'Türkiye'de de nükleer silah vardı'
Türkiye'nin nükleer silah barındırıp barındırmadığı tartışılıyor. Eldeki bilgiler,
1980'lerin ortasına kadar, dört hava üssüne ABD yapımı nükleer bomba yerleştirildiğini
gösteriyor.
Türk üslerinde bulunan 20 kilotonluk nükleer bombalar, İkinci Dünya Savaşı
sırasında Japonya'nın Nagazaki kentine atılan bombayla aynı güce sahipti. Bombaların
hedefi ise, eski doğu bloğu ülkeleriydi.
Türkiye'nin sık sık tartışma konusu olan nükleer silah kapasitesi konusunda
bazı bilgiler gün ışığına çıkmaya başladı. Bilgiler, Türkiye'nin bir dönem nükleer
silah konuşlandırılan ülkeler arasında olduğunu gösteriyor.
Sızan bilgilere göre soğuk savaş döneminde, 1980'li yılların ortalarına kadar
en az dört hava üssüne NATO operasyonları için ABD yapımı nükleer bombalar yerleştirildi
Nükleer operasyon için seçilen üsler arasında Malatya - Erhaç, Eskişehir, Balıkesir
ve Adana - İncirlik bulunuyor.
Nükleer operasyonlar için özel filolar kurulduğu belirtiliyor.
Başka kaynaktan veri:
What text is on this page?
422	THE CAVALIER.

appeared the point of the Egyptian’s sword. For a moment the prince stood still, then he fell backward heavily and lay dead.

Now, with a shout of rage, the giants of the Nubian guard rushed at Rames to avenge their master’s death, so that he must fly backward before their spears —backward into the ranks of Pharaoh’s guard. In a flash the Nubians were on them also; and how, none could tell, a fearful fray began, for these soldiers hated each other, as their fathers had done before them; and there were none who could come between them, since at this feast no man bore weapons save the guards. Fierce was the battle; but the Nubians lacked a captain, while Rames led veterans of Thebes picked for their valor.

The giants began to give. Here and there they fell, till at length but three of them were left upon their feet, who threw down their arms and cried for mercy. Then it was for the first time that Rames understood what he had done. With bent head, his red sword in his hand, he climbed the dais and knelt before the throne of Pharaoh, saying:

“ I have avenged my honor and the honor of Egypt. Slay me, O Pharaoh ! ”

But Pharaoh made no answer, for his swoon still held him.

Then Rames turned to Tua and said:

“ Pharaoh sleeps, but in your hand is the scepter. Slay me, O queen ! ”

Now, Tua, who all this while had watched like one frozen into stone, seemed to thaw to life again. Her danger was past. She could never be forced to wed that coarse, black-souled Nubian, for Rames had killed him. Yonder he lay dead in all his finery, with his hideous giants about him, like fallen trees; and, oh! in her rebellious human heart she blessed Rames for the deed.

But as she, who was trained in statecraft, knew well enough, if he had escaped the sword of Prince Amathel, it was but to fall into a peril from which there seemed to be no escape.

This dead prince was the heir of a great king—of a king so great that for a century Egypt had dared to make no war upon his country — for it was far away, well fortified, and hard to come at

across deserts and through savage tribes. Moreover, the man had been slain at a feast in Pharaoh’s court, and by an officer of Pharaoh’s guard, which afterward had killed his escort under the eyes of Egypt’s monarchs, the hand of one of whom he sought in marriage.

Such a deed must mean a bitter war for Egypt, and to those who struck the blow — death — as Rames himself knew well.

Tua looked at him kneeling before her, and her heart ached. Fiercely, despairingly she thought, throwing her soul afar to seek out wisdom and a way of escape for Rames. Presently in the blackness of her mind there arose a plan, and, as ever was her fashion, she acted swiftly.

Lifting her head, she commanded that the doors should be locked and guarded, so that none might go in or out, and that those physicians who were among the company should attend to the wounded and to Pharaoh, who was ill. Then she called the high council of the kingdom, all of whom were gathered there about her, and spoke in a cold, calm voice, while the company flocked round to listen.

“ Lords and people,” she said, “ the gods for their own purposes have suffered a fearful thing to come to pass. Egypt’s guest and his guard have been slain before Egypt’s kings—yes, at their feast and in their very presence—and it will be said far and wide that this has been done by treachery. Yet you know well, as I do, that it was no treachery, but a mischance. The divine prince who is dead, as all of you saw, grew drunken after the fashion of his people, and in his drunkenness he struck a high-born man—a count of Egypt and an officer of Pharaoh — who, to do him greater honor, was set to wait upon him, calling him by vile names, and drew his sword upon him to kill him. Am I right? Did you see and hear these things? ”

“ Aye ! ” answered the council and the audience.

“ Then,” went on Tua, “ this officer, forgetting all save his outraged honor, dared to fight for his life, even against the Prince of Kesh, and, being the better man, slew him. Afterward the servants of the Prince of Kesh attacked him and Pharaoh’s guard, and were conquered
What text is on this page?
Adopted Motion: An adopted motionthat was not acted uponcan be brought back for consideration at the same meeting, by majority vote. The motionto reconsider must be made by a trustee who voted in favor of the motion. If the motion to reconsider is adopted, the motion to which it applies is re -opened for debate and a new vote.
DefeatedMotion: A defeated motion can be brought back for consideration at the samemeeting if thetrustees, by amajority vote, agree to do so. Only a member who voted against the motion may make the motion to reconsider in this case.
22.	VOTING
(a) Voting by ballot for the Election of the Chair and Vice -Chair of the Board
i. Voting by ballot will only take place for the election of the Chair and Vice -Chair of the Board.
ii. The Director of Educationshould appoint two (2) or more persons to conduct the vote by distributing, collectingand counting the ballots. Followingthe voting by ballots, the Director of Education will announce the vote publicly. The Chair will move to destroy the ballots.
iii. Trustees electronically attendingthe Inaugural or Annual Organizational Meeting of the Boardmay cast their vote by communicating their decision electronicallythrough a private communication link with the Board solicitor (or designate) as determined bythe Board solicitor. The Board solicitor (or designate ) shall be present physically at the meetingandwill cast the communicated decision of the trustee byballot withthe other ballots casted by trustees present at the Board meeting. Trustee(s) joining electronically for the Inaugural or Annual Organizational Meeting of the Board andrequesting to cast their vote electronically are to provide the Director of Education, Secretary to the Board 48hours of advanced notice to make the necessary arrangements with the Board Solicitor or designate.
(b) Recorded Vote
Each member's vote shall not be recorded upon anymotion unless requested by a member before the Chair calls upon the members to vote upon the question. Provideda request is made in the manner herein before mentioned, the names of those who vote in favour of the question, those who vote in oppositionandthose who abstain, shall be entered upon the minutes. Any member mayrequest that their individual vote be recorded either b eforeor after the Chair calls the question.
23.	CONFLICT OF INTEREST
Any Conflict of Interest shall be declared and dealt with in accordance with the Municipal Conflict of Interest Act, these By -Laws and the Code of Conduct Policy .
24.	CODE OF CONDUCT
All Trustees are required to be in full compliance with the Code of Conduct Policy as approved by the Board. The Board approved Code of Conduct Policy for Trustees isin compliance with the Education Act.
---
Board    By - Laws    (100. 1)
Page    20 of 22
Örneğin, Malatya'da
nükleer bombayı atması için '113'üncü Nükleer Filo" oluşturuldu.
Nükleer bombalar 20 kilotonluk
Türkiye'ye yerleştirilen ABD yapımı 20 kilotonluk nükleer bombaların İkinci
Dünya Savaşı'nda Japonya'nın Nagazaki kentine atılan bombayla aynı güce sahip
olduğunu gösteriyor.
Bu güçteki bombanın orta büyüklükteki bir kenti yerle bir edecek güçte olduğu
belirtiliyor.
Yerleştirilen bombaların hedeflerinin de çevredeki eski doğu bloğu ülkeleri
olduğu ve üslerde detaylı hedef planları bulunduğu ifade ediliyor. Örneğin,
Rusya ile NATO arasında savaş çıkması halinde, Malatya'daki bombaların kullanılacağı
ülkeler arasında Gürcistan'ın da bulunduğuna vurgu yapılıyor.
Bombaları taşıyacak uçaklar tartışma yarattı Aynı dönemde bir başka tartışılan
konu da yerleştirilmiş nükleer bombaları taşıyacak uçaklar oldu. Uçaklar 'Hava
Kuvvetleri'nin o dönem elindeki uçaklarının bu görev için yetersiz olması' nedeniyle
ciddi sorun yarattı.
Türk pilotlarının 750 libre ağırlığındaki bombaları hedeflere taşıması için
daha az yakıt yüklemeleri, çoğu kez de sadece gidiş ve yarı yolu geri gelecek
kadar yakıt almaları gerekiyordu.
Bu da birçok uçağın hedeflerine vardıklarında geri dönememeleri, eğer havada
engelleme ile karşılaşırlarsa pilotların hiç şansının kalmadığı anlamına geliyordu.
Görev bu nedenle 'kamikaze görevi' olarak adlandırılıyordu.